SWAZI FINANCE MINISTER MUST GO

The time has come for Swaziland Finance Minister Majozi Sithole to resign.


He says the Swazi Government was caught totally off guard by the sudden drop in Southern African Customs Union (SACU) revenue that will plunge Swaziland’s economy into freefall and result in countless job losses and even more poverty in the already stricken kingdom.


Sithole says he did expect some drop in the receipts but not the amount that was announced yesterday (9 December 2009).


For the record, Swaziland will get E1.9 billion (250 million US dollars) this year compared to E6 billion received in previous years.


SACU receipts accounted for 66 percent of the national budget last year, from 71 percent in the previous year.


Sithole said he expected E3 billion this year at least. Why? As economists and political observers (and myself) have been saying for more than a year now the drop in SACU revenues will have a catastrophic impact on Swaziland. Where has Sithole been all this time and what has he been doing to help mitigate the worst effects of the crisis? The answer is ‘nothing’. He should step down and make way for someone who has the expertise to take Swaziland out of this mess.

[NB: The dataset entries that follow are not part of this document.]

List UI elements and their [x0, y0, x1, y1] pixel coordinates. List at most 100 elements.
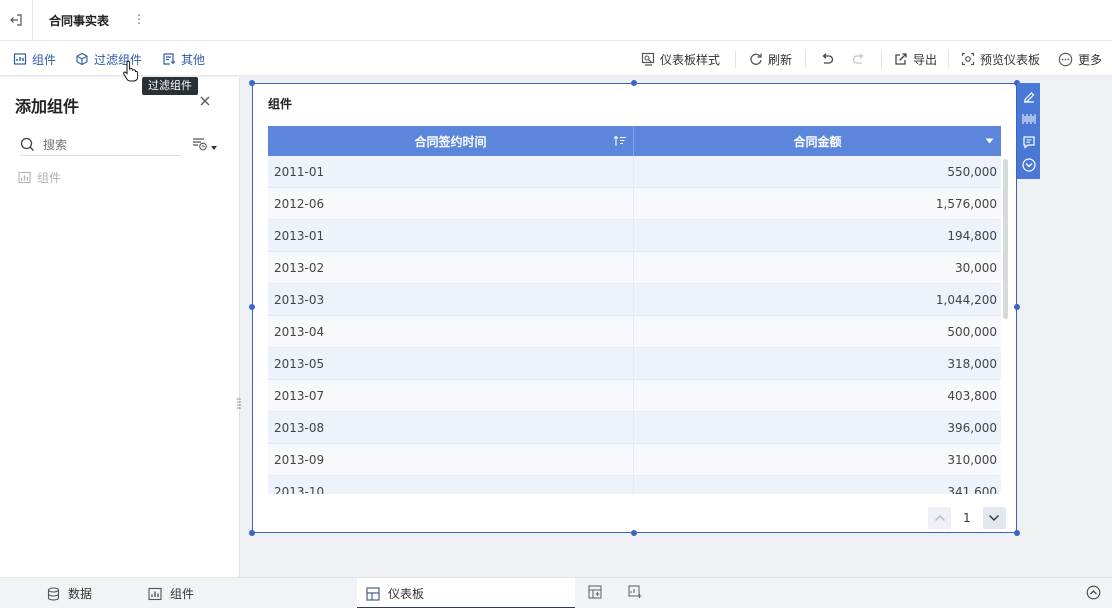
resize-handle[interactable]	[631, 530, 637, 536]
table-row[interactable]: 2013-08 396,000	[268, 412, 1001, 444]
page-title: 合同事实表	[49, 14, 110, 28]
table-row[interactable]: 2013-07 403,800	[268, 380, 1001, 412]
resize-handle[interactable]	[631, 80, 637, 86]
cell-amount: 550,000	[947, 164, 997, 179]
cell-date: 2013-01	[268, 220, 634, 251]
prev-page-button[interactable]	[928, 507, 951, 529]
preview-icon	[961, 52, 975, 66]
table-widget[interactable]: 组件 合同签约时间 合同金额 2011-01 550,000 2012-06 1,5…	[252, 83, 1017, 533]
resize-handle[interactable]	[1014, 530, 1020, 536]
close-panel-button[interactable]	[199, 95, 211, 110]
column-header-contract-amount[interactable]: 合同金额	[634, 126, 1001, 156]
redo-button[interactable]	[852, 50, 866, 68]
sort-time-icon	[193, 138, 207, 151]
table-row[interactable]: 2013-10 341,600	[268, 476, 1001, 494]
resize-handle[interactable]	[1014, 304, 1020, 310]
chart-icon	[18, 171, 31, 184]
search-input[interactable]	[43, 137, 163, 152]
redo-icon	[852, 53, 864, 64]
resize-handle[interactable]	[249, 80, 255, 86]
panel-resize-handle[interactable]	[237, 397, 241, 411]
column-header-contract-date[interactable]: 合同签约时间	[268, 126, 634, 156]
database-icon	[47, 586, 60, 601]
export-label: 导出	[913, 52, 938, 67]
cell-date: 2013-10	[268, 476, 634, 494]
cell-amount: 1,576,000	[935, 196, 997, 211]
toolbar-divider	[948, 50, 949, 68]
expand-more-icon[interactable]	[1021, 158, 1036, 172]
table-row[interactable]: 2013-01 194,800	[268, 220, 1001, 252]
bottom-bar: 数据 组件 仪表板	[0, 577, 1112, 608]
component-label: 组件	[32, 52, 57, 67]
dashboard-icon	[366, 586, 380, 601]
cell-date: 2013-02	[268, 252, 634, 283]
component-button[interactable]: 组件	[13, 50, 56, 68]
tab-dashboard[interactable]: 仪表板	[366, 585, 424, 602]
exit-button[interactable]	[0, 0, 33, 40]
table-row[interactable]: 2013-03 1,044,200	[268, 284, 1001, 316]
table-row[interactable]: 2012-06 1,576,000	[268, 188, 1001, 220]
add-component-tab-button[interactable]	[628, 585, 642, 599]
preview-dashboard-button[interactable]: 预览仪表板	[961, 50, 1040, 68]
table-row[interactable]: 2013-02 30,000	[268, 252, 1001, 284]
comment-icon[interactable]	[1022, 135, 1036, 149]
toolbar-divider	[735, 50, 736, 68]
cell-date: 2013-03	[268, 284, 634, 315]
tab-data[interactable]: 数据	[47, 585, 92, 602]
cell-date: 2013-07	[268, 380, 634, 411]
cell-date: 2013-05	[268, 348, 634, 379]
table-row[interactable]: 2013-05 318,000	[268, 348, 1001, 380]
widget-side-toolbar	[1017, 83, 1040, 179]
other-label: 其他	[181, 52, 206, 67]
other-button[interactable]: 其他	[162, 50, 205, 68]
tab-component[interactable]: 组件	[148, 585, 194, 602]
edit-icon[interactable]	[1022, 90, 1036, 104]
data-table: 合同签约时间 合同金额 2011-01 550,000 2012-06 1,576,…	[268, 126, 1001, 494]
tree-item-component[interactable]: 组件	[18, 169, 61, 186]
add-component-panel: 添加组件 组件	[0, 77, 241, 577]
refresh-label: 刷新	[768, 52, 793, 67]
cell-amount: 194,800	[947, 228, 997, 243]
table-row[interactable]: 2013-04 500,000	[268, 316, 1001, 348]
table-row[interactable]: 2013-09 310,000	[268, 444, 1001, 476]
chevron-down-icon	[989, 515, 1000, 521]
export-button[interactable]: 导出	[894, 50, 937, 68]
close-icon	[200, 96, 210, 106]
chevron-up-icon	[934, 515, 945, 521]
add-widget-icon	[628, 585, 642, 598]
table-scrollbar[interactable]	[1003, 159, 1008, 319]
cell-amount: 310,000	[947, 452, 997, 467]
resize-handle[interactable]	[249, 530, 255, 536]
chevron-up-circle-icon	[1086, 585, 1101, 600]
cell-amount: 318,000	[947, 356, 997, 371]
exit-icon	[10, 14, 22, 26]
table-row[interactable]: 2011-01 550,000	[268, 156, 1001, 188]
barcode-icon[interactable]	[1022, 113, 1036, 125]
search-icon	[20, 137, 34, 151]
cube-icon	[76, 52, 88, 66]
caret-down-icon[interactable]	[985, 138, 994, 144]
sort-ascending-icon[interactable]	[613, 135, 627, 147]
cell-amount: 341,600	[947, 484, 997, 495]
next-page-button[interactable]	[982, 507, 1006, 529]
collapse-bottom-button[interactable]	[1086, 585, 1101, 600]
pagination: 1	[928, 507, 1006, 529]
page-number: 1	[963, 511, 971, 525]
cell-date: 2013-04	[268, 316, 634, 347]
column-header-label: 合同金额	[793, 134, 842, 149]
tab-dashboard-label: 仪表板	[388, 587, 425, 601]
tooltip: 过滤组件	[142, 77, 198, 95]
tab-component-label: 组件	[170, 587, 195, 601]
cell-date: 2012-06	[268, 188, 634, 219]
title-menu-icon[interactable]: ⋮	[133, 12, 145, 26]
cell-amount: 1,044,200	[935, 292, 997, 307]
dashboard-style-button[interactable]: 仪表板样式	[641, 50, 720, 68]
refresh-button[interactable]: 刷新	[749, 50, 792, 68]
more-icon	[1058, 52, 1073, 66]
add-dashboard-button[interactable]	[588, 585, 602, 599]
sort-dropdown[interactable]	[192, 137, 218, 151]
more-button[interactable]: 更多	[1058, 50, 1102, 68]
undo-button[interactable]	[820, 50, 834, 68]
column-header-label: 合同签约时间	[414, 134, 487, 149]
resize-handle[interactable]	[249, 304, 255, 310]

In today’s Swazi Observer, the newspaper in effect owned by King Mswati III, sub-Saharan Africa’s last absolute monarch, Sithole says he has no clue what to do.


All right, he doesn’t say exactly that, but he does say that he has no plans to announce for a remedy and he will think about raising taxes and maybe trying to borrow money. Whoops. You won’t get much money raising taxes in Swaziland where seven in ten people live in abject poverty, earning less than one US dollar a day. And as for borrowing: who in their right mind would lend money to a bankrupt kingdom?


Sithole said that government workers in some other countries which form the SACU have taken steps to address the situation by agreeing to pay cuts. In Swaziland, of course, the opposite is the case. Only last week the International Monetary Fund (IMF) urged the Swaziland Government not to pay intended salary increases to themselves, members of parliament and civil servants.


Has Sithole done this? Of course not and there is no sign that the government, led by the illegally-appointed Prime Minister Barnabas Dlamini has any intention to do so.


The Swazi Observer in an editorial comment today says, ‘Right now the nation is reeling from the shock of astronomic pay perks for politicians,’ and calls for the pay rises to be scrapped. Unsurprisingly, it doesn’t call on King Mswati and his Royal Family to do their bit in belt-tightening for the kingdom (so expect him to be buying another fleet of expensive cars while more and more Swazis slide towards starvation).